Security

last person joined: 12 hours ago 

Forum to discuss Enterprise security using HPE Aruba Networking NAC solutions (ClearPass), Introspect, VIA, 360 Security Exchange, Extensions, and Policy Enforcement Firewall (PEF).
Back to discussions
Expand all | Collapse all

Clearpass + WLC + Eduroam + AUP/Captive Portal

This thread has been viewed 8 times

  • 1.  Clearpass + WLC + Eduroam + AUP/Captive Portal

    Posted Oct 10, 2017 03:32 PM

    Hi all,

     

    I've already emailed my local SE, but figured I'd post here to see if any airheads have any quick ideas;

     

    My client wants their students to accept their AUP on a yearly basis. My original thought was over an open Guest SSID and use an endpoint attribute flag when the agreement has been accepted and when it needs to be re-accepted. Easy.

     
    Then they mentioned that they were looking to do this all over EDUROAM. Now, I’m new to EDUROAM but quickly found that it is essentially 802.1X authentication over its own federated RADIUS servers, etc. Students can visit other institutions that are not their primary institution and log into the EDUROAM SSID using the credentials of their home institution.
     
    This kind of threw a wrench into the idea due to 802.1X, and authentication happening at L2. The only potential idea I had would be to use a conditional web redirect on the WLC, redirecting the client to the AUP page if they haven’t accepted, or allowing them through if they have.

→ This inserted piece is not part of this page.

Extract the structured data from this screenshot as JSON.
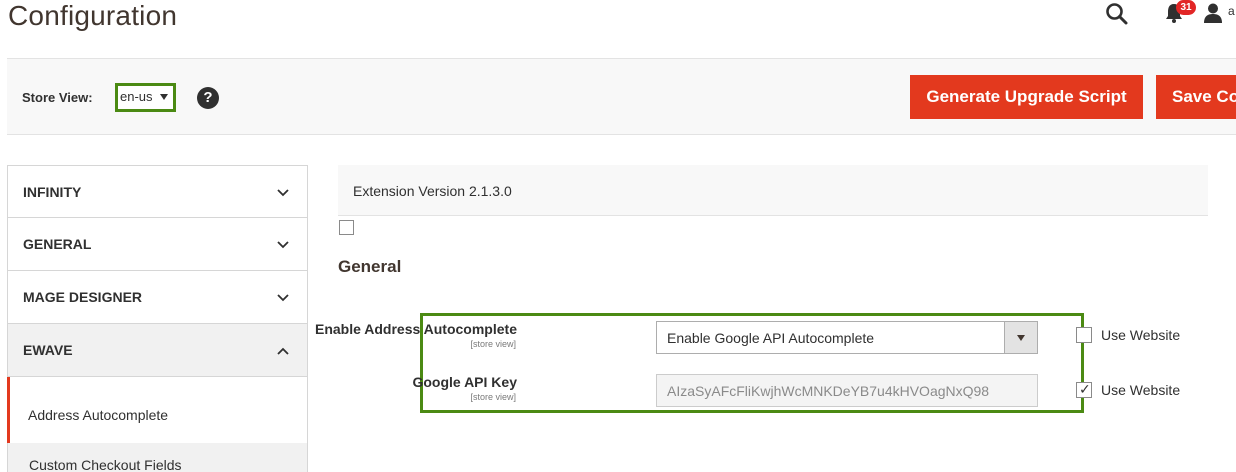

Some of you probably know conditional web redirects are common when doing single-SSID onboarding (auth type = PEAP -> send to onboarding page), and works with 802.1X SSIDs as well.
     
    I'm curious if layering a conditional web redirect onto the EDUROAM SSID would be a workable solution or if this would cause issues with EDUROAM. I've read that some institutions use EDUROAM as their primary secure wireless network and so some advanced policy capability has to be possible within the EDUROAM framework. Unfortunately I am new EDUROAM, and don't have the resources in which to test this at the moment.
     
    Any thoughts/suggestions are welcome. Thanks.
    Tim Friesen
    ACMP, ACCP, CWNA/DP/SP/AP


  • 2.  RE: Clearpass + WLC + Eduroam + AUP/Captive Portal
    Best Answer

    EMPLOYEE
    Posted Oct 10, 2017 08:35 PM

    This is a fairly common scenario. You'd just add a rule to the service handling the eduroam local users (the university) that checks the endpoint for a timestamp to see if the current date is greater than it. Then put the user into a captive portal role, have them accept the terms, stamp a new now + 1 year timestamp to the endpoint.

     

    What vendor is the WLC?



  • 3.  RE: Clearpass + WLC + Eduroam + AUP/Captive Portal

    Posted Oct 11, 2017 03:12 PM

    That's pretty much exactly what I thought.

     

    Vendor on the WLC is Cisco.

     

    Thanks for the confirmation Tim!



  • 4.  RE: Clearpass + WLC + Eduroam + AUP/Captive Portal

    Posted Oct 12, 2017 10:32 AM

    One additional comment... Eduroam has some restrictions on what they want you doing with visiting users, so if you do start integrating captive portals and redirects, etc, make sure to only do it to *your* users.

     

     



  • 5.  RE: Clearpass + WLC + Eduroam + AUP/Captive Portal

    Posted Oct 12, 2017 04:10 PM

    Thanks Bogenbroom.

     

    I sort of gathered that based on Tim's reply, but that's good to know definitively.